The United States-born tenor (59) has performed for more than 40 years in countries as diverse as Japan, Russia and the Philippines and has been teaching for the past 15 years.
He has lived in Italy most of his life and is a permanent member of the Teatro alla Scala in Milan, Italy, as well as teaching at the Academy of Young Singers which is affiliated to the opera company.
He is making his first visit to New Zealand as guest of the New Zealand Association of Teachers of Singing and led a master class yesterday for University of Otago voice students.
Music was an everyday part of life as he grew up, he said.
Songs were always being sung and the family listened to opera on the radio.
"I liked opera from the time I was very young. I knew that was what I wanted to do."
So what advice does Mr Manno give aspiring opera singers? He tells them being successful is all about being able to communicate through music - being theatrical performers who understand the context of what they are singing and are able to make an audience leave atheatre moved in some way.
"The audience might leave happy, sad, subdued or even silent, but they should leave with some emotion."
However, singers should not depend on an audience to lift their performances, he said.
"You can't always depend on an audience, but you can always depend on the music."
He said he tried to communicate his own love of opera to students.

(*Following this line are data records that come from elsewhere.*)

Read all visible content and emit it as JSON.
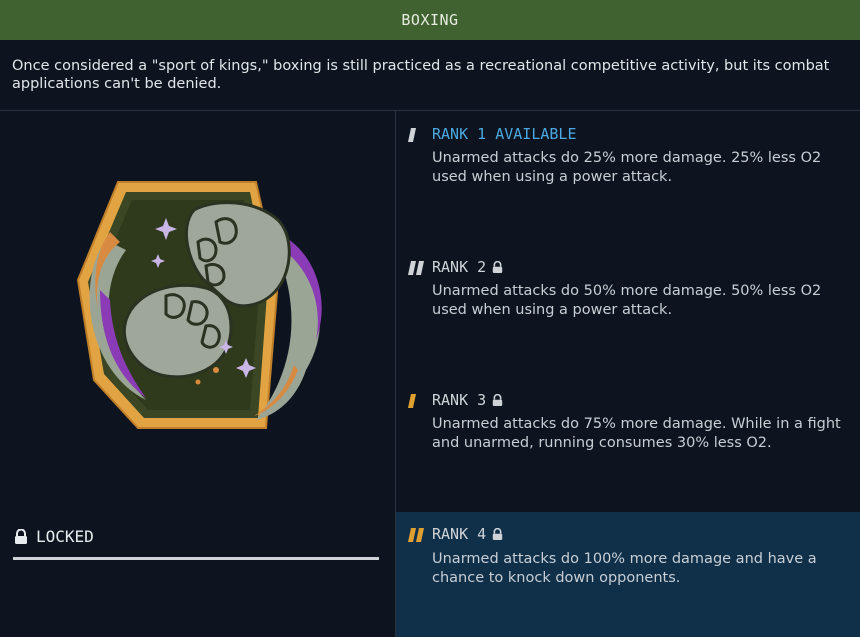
{
  "header": {
    "title": "BOXING"
  },
  "description": "Once considered a \"sport of kings,\" boxing is still practiced as a recreational competitive activity, but its combat applications can't be denied.",
  "status": {
    "label": "LOCKED",
    "progress_fraction": 1.0
  },
  "ranks": [
    {
      "title": "RANK 1 AVAILABLE",
      "locked": false,
      "color": "#4aa8e0",
      "text": "Unarmed attacks do 25% more damage. 25% less O2 used when using a power attack."
    },
    {
      "title": "RANK 2",
      "locked": true,
      "color": "#cfd3d7",
      "text": "Unarmed attacks do 50% more damage. 50% less O2 used when using a power attack."
    },
    {
      "title": "RANK 3",
      "locked": true,
      "color": "#cfd3d7",
      "text": "Unarmed attacks do 75% more damage. While in a fight and unarmed, running consumes 30% less O2."
    },
    {
      "title": "RANK 4",
      "locked": true,
      "color": "#cfd3d7",
      "text": "Unarmed attacks do 100% more damage and have a chance to knock down opponents."
    }
  ],
  "colors": {
    "header_bg": "#3f6230",
    "background": "#0d1420",
    "rank_accent": "#e0a030",
    "rank_active_blue": "#4aa8e0",
    "selected_row_bg": "#10304a"
  },
  "icons": {
    "badge": "boxing-fists-badge-icon",
    "lock": "lock-icon"
  }
}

"To me it is a mission - a way of life. Not a sacrifice, because that implies giving something up, but as a marvellous way to live."
When asked about the trend for opera to be commercialised by groups such as the Ten Tenors and others, Mr Manno said he had no time for it, calling it "totally fake".
"People who hear . . . singers using microphones are not hearing real opera.
"Real opera involves six to eight years of study, learning different languages and performing in front of crowds of between 800 and 4000 people."
However, he said he embraced attempts to market "real opera" to the masses.
Many live opera performances were now being filmed and screened on television or in cinemas.